Der Geliebte des Vaters

Wir tun wohl, über den Sohn Gottes nachzusinnen, über den, der den Vater offenbart hat. In dieser Wirksamkeit steht Er allein vor unseren anbetenden Herzen, denn Ihm allein steht es zu, den Vater kundzumachen. Seine eigenen Worte sagen dies aus: «Die Welt hat dich nicht erkannt; ich aber habe dich erkannt» (Joh 17,25 und auch Joh 8,55). Diese dem Sohn bewusste Erkenntnis des Vaters besass nur Er allein, und von einer solchen Vertrautheit mit dem Vater ist die Welt der geschaffenen Geister naturgemäss ausgeschlossen. Und wenn des Sohnes Allwissenheit alle den Vater betreffenden Dinge umfasst, wie völlig und vollkommen kennt Er dann des Vaters Liebe! Wie vermögend ist Er auch, diese Liebe zu verkündigen!

Wenn der Name «Jesus Christus» in der Schrift mit dem «Sohne Gottes» verbunden ist (wie in Röm 1,13), so besagt gerade der Name «Sohn», dass die Liebe des Vaters Ihm gegenüber in tätiger Ausübung ist. Mehr noch, wenn der Sohn, der geliebt ist, sich hier befindet, so ist auch der Vater da, dessen Liebe ohne Unterlass zu seinem Sohn fliesst. Könnte das Herz eines Vaters oder das Haus eines Vaters ohne den Sohn der Liebe des Vaters sein?

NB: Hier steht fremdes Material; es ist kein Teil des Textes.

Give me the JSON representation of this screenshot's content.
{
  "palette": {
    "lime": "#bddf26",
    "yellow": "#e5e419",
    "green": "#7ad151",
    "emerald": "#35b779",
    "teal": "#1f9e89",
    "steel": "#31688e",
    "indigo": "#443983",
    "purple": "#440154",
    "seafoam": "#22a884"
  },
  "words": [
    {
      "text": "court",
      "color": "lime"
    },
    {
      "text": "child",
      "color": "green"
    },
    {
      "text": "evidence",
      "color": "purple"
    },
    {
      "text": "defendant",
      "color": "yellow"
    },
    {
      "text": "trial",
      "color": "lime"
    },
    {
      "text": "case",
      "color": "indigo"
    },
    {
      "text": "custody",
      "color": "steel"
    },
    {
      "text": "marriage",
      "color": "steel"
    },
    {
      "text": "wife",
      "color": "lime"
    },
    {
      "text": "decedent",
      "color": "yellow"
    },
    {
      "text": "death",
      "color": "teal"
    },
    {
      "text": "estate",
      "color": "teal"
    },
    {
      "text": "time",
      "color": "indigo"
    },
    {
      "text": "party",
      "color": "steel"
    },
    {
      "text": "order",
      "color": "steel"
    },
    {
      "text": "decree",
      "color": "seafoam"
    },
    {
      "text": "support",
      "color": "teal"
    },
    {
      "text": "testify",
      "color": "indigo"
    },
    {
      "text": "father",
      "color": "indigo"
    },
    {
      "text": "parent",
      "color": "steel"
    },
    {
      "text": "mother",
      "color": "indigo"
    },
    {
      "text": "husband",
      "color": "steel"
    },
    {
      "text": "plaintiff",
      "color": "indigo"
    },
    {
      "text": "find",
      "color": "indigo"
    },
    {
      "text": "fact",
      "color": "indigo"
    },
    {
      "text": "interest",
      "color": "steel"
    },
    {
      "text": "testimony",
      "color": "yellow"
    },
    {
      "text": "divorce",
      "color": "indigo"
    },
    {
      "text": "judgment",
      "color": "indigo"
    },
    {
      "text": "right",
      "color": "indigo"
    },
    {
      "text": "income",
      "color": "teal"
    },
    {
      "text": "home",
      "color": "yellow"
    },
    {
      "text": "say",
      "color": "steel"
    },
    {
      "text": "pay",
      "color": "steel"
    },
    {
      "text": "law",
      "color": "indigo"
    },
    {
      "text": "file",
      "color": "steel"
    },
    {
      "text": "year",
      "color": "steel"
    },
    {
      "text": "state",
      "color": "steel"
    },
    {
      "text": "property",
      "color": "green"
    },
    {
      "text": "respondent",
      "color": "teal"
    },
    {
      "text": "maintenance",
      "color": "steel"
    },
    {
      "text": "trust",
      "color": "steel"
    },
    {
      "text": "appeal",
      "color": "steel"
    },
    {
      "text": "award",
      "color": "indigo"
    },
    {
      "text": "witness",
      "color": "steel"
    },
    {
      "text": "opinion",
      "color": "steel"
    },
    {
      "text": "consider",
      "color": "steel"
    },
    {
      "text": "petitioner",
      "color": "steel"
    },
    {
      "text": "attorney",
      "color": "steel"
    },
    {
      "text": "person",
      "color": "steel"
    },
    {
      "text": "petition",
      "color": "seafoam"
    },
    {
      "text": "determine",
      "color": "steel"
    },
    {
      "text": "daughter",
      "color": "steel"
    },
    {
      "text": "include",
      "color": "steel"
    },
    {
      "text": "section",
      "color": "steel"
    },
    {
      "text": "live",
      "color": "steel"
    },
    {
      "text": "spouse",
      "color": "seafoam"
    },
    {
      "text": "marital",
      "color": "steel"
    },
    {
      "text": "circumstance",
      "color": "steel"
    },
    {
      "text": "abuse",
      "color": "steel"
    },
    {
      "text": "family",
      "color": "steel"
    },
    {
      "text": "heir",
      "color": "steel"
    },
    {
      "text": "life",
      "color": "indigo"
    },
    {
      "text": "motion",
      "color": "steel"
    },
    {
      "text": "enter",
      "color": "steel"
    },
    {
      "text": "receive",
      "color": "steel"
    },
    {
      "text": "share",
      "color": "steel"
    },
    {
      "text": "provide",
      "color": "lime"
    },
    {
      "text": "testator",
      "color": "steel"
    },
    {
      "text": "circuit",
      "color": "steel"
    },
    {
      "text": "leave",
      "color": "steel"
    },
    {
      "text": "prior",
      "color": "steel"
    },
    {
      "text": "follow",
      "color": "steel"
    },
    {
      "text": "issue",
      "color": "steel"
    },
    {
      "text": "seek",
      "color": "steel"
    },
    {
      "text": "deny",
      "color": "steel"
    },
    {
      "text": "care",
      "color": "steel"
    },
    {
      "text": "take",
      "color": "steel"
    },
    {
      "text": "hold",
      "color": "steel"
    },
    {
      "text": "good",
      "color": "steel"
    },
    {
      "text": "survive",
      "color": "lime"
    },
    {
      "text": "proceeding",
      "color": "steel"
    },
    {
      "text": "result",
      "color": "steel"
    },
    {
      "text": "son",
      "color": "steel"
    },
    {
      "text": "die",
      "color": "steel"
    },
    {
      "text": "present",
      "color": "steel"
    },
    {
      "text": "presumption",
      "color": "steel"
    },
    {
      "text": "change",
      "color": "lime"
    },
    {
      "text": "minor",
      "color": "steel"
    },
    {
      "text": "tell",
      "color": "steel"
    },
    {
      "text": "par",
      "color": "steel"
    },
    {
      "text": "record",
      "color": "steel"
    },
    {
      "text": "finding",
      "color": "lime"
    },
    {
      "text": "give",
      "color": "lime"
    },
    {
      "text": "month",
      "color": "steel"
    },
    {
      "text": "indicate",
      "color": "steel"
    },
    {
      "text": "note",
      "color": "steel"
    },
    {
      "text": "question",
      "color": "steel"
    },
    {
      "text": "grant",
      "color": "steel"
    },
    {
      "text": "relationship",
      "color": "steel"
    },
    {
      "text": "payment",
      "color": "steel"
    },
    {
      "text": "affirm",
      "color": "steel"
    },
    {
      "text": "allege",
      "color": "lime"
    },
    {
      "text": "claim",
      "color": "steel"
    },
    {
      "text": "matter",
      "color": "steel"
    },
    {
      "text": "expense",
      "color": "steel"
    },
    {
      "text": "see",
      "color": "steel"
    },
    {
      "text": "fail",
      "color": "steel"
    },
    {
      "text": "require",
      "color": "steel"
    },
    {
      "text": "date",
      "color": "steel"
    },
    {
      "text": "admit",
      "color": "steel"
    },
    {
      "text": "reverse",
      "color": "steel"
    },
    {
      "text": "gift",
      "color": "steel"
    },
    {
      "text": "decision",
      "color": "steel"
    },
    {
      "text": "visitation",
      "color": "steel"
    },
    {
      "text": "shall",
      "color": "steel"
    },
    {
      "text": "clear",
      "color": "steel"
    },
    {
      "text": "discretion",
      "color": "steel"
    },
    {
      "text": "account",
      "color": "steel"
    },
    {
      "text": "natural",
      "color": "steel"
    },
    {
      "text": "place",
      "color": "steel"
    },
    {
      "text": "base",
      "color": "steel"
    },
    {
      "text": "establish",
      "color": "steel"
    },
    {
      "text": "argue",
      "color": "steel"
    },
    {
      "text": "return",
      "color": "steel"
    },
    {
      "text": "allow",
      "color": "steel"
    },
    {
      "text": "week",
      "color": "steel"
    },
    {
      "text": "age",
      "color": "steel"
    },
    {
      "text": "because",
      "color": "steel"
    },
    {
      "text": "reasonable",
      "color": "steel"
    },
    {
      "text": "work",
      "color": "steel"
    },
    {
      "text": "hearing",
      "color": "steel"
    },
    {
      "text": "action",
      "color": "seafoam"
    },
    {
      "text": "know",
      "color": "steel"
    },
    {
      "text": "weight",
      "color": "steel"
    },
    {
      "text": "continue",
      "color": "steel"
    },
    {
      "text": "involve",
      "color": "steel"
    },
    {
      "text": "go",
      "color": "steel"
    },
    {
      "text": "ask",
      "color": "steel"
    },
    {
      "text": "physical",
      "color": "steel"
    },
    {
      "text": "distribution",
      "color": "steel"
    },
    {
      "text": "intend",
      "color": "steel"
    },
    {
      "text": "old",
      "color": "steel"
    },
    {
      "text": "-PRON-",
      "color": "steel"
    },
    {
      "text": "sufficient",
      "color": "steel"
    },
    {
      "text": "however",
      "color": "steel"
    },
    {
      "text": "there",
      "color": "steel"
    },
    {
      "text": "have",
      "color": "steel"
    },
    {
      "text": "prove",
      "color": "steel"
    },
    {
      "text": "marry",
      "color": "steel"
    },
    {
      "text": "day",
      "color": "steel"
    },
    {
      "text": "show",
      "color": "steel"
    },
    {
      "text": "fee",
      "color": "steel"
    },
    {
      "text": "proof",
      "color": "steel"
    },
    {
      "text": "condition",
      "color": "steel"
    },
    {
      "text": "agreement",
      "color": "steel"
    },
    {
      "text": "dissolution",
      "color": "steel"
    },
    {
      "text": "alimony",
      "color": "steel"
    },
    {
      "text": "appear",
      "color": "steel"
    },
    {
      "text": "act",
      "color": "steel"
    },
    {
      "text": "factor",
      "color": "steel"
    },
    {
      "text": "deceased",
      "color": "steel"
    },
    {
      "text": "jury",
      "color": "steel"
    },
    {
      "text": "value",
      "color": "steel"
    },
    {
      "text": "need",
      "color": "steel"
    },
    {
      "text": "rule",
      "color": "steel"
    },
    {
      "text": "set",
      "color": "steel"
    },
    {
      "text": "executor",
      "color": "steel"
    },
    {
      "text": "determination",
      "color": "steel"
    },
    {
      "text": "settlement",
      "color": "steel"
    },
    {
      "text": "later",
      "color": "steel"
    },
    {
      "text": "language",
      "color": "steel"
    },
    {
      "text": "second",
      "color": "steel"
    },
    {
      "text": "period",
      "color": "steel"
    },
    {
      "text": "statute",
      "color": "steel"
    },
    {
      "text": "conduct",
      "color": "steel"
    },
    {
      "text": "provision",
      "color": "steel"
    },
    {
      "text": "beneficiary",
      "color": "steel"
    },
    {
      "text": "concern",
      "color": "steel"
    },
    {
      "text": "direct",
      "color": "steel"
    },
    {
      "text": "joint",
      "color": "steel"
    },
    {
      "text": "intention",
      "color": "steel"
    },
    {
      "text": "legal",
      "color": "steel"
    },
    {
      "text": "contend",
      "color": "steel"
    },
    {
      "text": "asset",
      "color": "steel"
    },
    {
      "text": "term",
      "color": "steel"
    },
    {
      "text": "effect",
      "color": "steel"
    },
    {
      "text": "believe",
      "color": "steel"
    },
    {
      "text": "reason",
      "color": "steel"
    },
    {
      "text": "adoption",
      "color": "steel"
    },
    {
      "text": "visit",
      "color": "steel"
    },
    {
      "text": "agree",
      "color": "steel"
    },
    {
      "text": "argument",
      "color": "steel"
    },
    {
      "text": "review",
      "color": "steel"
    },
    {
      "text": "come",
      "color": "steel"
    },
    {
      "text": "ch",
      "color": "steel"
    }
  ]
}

Der Sohn mochte in der Fülle der Zeit den Dienst eines Knechtes erfüllen und dabei seinen Dienst mit der Ihm eigenen Würde, mit unbedingter Treue und Hingabe adeln. Aber vor allem Dienst und in allem Dienst war Er in der Beziehung des Sohnes Gegenstand tiefster Zuneigung des Vaters. Sogar in den unvollkommenen Beispielen der Sohnesbeziehung, die wir in dieser sündenbeladenen Welt finden, ist es so. Als David die Kunde vom Tod seines gottlosen und aufrührerischen Sohnes Absalom vernahm, wurde er «sehr bewegt». Die väterliche Liebe seines blutenden Herzens zeigte sich in der rührenden Wiederholung der beiden Worte «mein Sohn». Mit bitteren Tränen klagte er: «Mein Sohn Absalom, mein Sohn, mein Sohn Absalom! Wäre ich doch an deiner statt gestorben! Absalom, mein Sohn, mein Sohn!» (2. Sam 19,1). Wenn auch ohne jede fürstliche Tugend, war dem Absalom doch die Kindesbeziehung zu David geblieben. «Mein Sohn», sagte der König. Der Tod hatte in der Liebe des Vaters eine Saite berührt, mochte ihr Gegenstand noch so unwürdig und mochte dem Vater durch diesen Sohn noch so viel Leid angetan worden sein.

Der geliebte Sohn

Der Gegenstand unserer Betrachtung ist der höchste und heiligste, und wir können gewiss auch sagen der lieblichste aller Gegenstände: Gottes geliebter Sohn. Wir lassen uns selber und die ganze Welt als Subjekte, die der göttlichen Liebe unwürdig sind, ausser Betracht und wünschen, uns mit der unaussprechlichen Liebe zu beschäftigen, die den Vater mit dem Sohn verbindet. Das ist keine unbestimmte Liebe, kein Produkt unserer Einbildung, sondern sie ist Gegenstand einer bestimmten Offenbarung. Die Schrift enthält wirkliche Ausdrücke gegenseitiger Liebe zwischen dem Vater und dem Sohn. Solche Äusserungen berühren die höchste Ordnung der Gemeinschaft in der Gottheit und sind durch den Heiligen Geist zu unserer ehrfürchtigen Betrachtung aufbewahrt worden. Nichts könnte auserlesener sein als diese göttlichen Zeugnisse der Zärtlichkeit, ausgedrückt in menschlichen Worten für irdische Ohren.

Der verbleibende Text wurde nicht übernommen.